Arts & Entertainment

Review: “Take Your Pills”

By Chase Leckerman
Contributing Writer

With regard to an amphetamine epidemic that has transpired throughout the American public and its universities, Netflix has released the documentary “Take Your Pills.”  This documentary makes an effort to shed light on prescription pills such as Adderall and their effects on culture and the general public.

Directed by Alison Klayman, the film depicts the history of amphetamines, as well as first-hand accounts from Adderall users. College students, professional athletes and Wall Street analysts alike share their own personal experiences with Adderall, explaining their views on the drug.

The plot of the film explains that stimulants have taken hold of teenagers and young adults across the country, aiding in an influx of artificial work ethic and an appreciation for it.

Seeing as individuals with a prior usage of a drug have an intrinsic bias toward it, Klayman took the right steps toward including unbiased mediators with at least some credentials to add an informative and somewhat academic perspective for the viewer.


“Take Your Pills” presents clear and concise information about Adderall and Amphetamine in a historically accurate and culturally relevant way. Alongside this historical and acute cultural context, the film attempts an analysis of Amphetamine culture and its inception.

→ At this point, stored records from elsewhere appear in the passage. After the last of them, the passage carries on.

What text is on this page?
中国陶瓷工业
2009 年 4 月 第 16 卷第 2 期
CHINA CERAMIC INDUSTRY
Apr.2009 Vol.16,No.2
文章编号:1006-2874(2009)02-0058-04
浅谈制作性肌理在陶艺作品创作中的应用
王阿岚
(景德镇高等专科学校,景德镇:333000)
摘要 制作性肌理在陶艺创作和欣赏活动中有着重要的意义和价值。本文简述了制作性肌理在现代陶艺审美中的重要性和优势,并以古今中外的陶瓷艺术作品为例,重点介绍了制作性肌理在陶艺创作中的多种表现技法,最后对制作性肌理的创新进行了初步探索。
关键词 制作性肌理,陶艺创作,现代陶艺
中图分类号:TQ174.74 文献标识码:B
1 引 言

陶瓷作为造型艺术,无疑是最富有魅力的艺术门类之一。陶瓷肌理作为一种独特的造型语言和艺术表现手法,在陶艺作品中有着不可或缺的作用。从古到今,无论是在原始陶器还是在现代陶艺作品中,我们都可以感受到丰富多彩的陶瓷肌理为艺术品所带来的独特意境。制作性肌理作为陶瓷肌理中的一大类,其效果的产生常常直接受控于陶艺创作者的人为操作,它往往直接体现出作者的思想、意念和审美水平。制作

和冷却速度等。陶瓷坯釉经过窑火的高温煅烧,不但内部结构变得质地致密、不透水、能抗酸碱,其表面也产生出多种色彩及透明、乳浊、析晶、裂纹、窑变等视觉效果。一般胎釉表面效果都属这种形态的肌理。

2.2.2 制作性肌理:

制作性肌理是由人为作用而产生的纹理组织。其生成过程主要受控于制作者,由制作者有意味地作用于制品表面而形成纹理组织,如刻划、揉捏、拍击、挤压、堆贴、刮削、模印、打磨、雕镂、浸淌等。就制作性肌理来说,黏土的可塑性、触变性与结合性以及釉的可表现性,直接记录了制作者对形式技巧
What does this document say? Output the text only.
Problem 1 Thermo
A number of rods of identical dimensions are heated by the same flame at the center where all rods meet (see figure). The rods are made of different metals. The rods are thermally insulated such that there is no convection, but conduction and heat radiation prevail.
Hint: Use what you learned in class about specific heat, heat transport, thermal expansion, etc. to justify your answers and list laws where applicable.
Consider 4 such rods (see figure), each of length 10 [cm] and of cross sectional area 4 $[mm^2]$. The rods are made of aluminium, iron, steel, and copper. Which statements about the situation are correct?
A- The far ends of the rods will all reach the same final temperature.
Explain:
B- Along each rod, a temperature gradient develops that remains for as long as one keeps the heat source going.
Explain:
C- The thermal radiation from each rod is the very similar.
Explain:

The film proposes that our socioeconomic structure promotes hyper-productivity, hyper-competitiveness and material contribution.

Due to this, many see Adderall as a super drug that is infallible. Further cultural analysis by the film deems pharmaceutical and multi-billion dollar prescription drug companies at fault for perpetuating this epidemic.

“Take Your Pills” demonstrates a cohesive cultural criticism of Adderall, Amphetamine and the institutions propagating them, but what it lacks direly is a hard scientific analysis of the negative effects of Adderall use.

At times, due to stimulating and in-your-face visuals, “Take Your Pills” comes across almost as commercially promoting Adderall.

Although this may seem determinate, with the scientific evidence provided (or lack thereof), this is merely a surface level criticism. “Take Your Pills” does not resort to cheap unscientific scares and lies that many anti-drug organizations rely on to propel a political agenda.

Dissimilarly, this documentary leaves anti-drug rhetoric behind and sticks to a specific structural criticism, one that attempts to provide insight into the drug problem that is plaguing our nation.